7859 root 20 0 1028M 272M 8424 S 171. 0.5 1h04:14 haproxy -W -db -W -f /etc/haproxy/haproxy.cfg
7866 root 20 0 1028M 272M 8424 S 16.3 0.5 4:43.33 haproxy -W -db -W -f /etc/haproxy/haproxy.cfg
7860 root 20 0 1028M 272M 8424 S 15.0 0.5 4:44.11 haproxy -W -db -W -f /etc/haproxy/haproxy.cfg
7872 root 20 0 1028M 272M 8424 S 13.7 0.5 4:48.43 haproxy -W -db -W -f /etc/haproxy/haproxy.cfg
7862 root 20 0 1028M 272M 8424 S 13.1 0.5 4:37.71 haproxy -W -db -W -f /etc/haproxy/haproxy.cfg
7863 root 20 0 1028M 272M 8424 S 13.1 0.5 4:22.80 haproxy -W -db -W -f /etc/haproxy/haproxy.cfg
7870 root 20 0 1028M 272M 8424 S 13.1 0.5 4:28.13 haproxy -W -db -W -f /etc/haproxy/haproxy.cfg
7861 root 20 0 1028M 272M 8424 S 11.8 0.5 4:12.72 haproxy -W -db -W -f /etc/haproxy/haproxy.cfg
7864 root 20 0 1028M 272M 8424 R 11.8 0.5 4:26.16 haproxy -W -db -W -f /etc/haproxy/haproxy.cfg
7865 root 20 0 1028M 272M 8424 S 11.8 0.5 4:29.60 haproxy -W -db -W -f /etc/haproxy/haproxy.cfg
7868 root 20 0 1028M 272M 8424 S 11.8 0.5 4:24.45 haproxy -W -db -W -f /etc/haproxy/haproxy.cfg
7867 root 20 0 1028M 272M 8424 S 11.1 0.5 5:05.14 haproxy -W -db -W -f /etc/haproxy/haproxy.cfg
7871 root 20 0 1028M 272M 8424 R 9.2 0.5 4:52.56 haproxy -W -db -W -f /etc/haproxy/haproxy.cfg
7869 root 20 0 1028M 272M 8424 S 8.5 0.5 4:19.61 haproxy -W -db -W -f /etc/haproxy/haproxy.cfg

Haproxy Stats

pid = 37 (process #1, nbproc = 1, nbthread = 14)
uptime = 0d 0h44m07s
system limits: memmax = unlimited; ulimit-n = 19559
maxsock = 19559; maxconn = 8000; maxpipes = 0
current conns = 644; current pipes = 0/0; conn rate = 53/sec; bit rate = 16.039 Mbps
Running tasks: 1/7358; idle = 87 %

Thanks a lot in advance !!

Regards,
Mahesh

It consumed more than a CPU core worth of CPU time, that’s why it goes over 100%.

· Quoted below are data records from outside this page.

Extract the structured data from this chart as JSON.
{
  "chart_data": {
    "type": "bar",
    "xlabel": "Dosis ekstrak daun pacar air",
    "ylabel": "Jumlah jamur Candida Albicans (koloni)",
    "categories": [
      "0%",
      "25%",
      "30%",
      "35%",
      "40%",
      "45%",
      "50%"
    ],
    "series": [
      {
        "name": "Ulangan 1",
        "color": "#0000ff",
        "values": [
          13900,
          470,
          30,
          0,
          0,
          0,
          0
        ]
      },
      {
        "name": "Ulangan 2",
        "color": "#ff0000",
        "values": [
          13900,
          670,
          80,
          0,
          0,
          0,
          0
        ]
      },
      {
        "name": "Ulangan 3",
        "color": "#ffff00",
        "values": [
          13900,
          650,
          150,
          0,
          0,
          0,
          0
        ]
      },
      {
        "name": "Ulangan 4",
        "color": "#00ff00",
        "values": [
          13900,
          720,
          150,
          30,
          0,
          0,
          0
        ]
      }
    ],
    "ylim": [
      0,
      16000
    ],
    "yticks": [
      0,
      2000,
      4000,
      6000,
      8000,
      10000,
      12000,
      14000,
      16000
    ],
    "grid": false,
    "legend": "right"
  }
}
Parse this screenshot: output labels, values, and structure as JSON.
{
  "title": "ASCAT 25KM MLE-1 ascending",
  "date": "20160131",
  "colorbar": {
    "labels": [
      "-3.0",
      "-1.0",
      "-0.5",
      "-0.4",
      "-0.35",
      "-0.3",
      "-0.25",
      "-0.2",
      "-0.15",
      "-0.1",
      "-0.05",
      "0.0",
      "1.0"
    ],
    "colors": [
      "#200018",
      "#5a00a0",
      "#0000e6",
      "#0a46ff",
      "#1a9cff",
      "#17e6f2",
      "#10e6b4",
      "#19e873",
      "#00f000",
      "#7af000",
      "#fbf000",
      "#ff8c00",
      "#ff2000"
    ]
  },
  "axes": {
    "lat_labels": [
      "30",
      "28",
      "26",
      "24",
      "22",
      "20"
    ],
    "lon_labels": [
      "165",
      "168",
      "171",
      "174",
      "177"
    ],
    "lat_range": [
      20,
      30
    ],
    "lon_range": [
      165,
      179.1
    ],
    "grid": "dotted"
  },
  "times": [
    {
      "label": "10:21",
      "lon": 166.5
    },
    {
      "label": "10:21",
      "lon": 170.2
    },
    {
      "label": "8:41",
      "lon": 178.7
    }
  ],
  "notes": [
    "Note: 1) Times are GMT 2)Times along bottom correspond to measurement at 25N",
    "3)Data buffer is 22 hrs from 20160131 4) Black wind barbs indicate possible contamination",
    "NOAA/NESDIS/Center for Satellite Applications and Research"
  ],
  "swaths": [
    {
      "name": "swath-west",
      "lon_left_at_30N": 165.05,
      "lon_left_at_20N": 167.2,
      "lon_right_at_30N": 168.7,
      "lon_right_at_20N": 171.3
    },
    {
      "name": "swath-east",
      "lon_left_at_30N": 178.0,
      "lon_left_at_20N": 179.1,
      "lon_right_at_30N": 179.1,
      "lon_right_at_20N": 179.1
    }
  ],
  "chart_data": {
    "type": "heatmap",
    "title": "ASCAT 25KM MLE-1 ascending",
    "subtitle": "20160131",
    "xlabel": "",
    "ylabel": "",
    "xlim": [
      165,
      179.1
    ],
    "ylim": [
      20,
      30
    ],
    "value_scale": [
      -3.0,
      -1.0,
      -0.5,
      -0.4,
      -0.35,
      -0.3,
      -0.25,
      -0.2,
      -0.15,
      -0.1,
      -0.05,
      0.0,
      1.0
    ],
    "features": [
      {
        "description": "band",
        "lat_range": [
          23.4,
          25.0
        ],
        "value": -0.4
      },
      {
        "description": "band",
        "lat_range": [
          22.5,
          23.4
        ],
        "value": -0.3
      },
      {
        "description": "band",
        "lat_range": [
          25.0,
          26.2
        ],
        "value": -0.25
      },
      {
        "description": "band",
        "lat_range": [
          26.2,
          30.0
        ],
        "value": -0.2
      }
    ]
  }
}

It’s still important to keep the filesystem access out of the LUA script, even though the problem is not solved.

You likely hit a bug.

I suggest you upgrade first of all to the latest 2.2 bugfix release. This doesn’t require any testing at all, passing from 2.2.17 to 2.2.31 you only fix bugs.

You can find a link to RHEL builds in my first response.

Okay sure thank you, I will upgrade to 2.2.31 and try this one.

Hello @lukastribus

I initially gave a shot with 2.2.31 and it was still the same.
And today we tried with the 2.8.3 version but we are still seeing the same issue.

Again when I say it’s high CPU usage it’s from htop/top command and usually haproxy 1st entry will have CPU usage > 100%

Is there any way to investigate further on this

Thanks a lot.

Regards,
Mahesh

On the haproxy admin socket run and provide the outputs:

show info
show pools
show activity

When haproxy is in the high CPU condition on the admin socket, enable profiling:
set profiling tasks on

Wait for a few seconds then disable it:
set profiling tasks off

Now you can get the report for the given observation period using
show profiling tasks

Also please run perf top on your machine.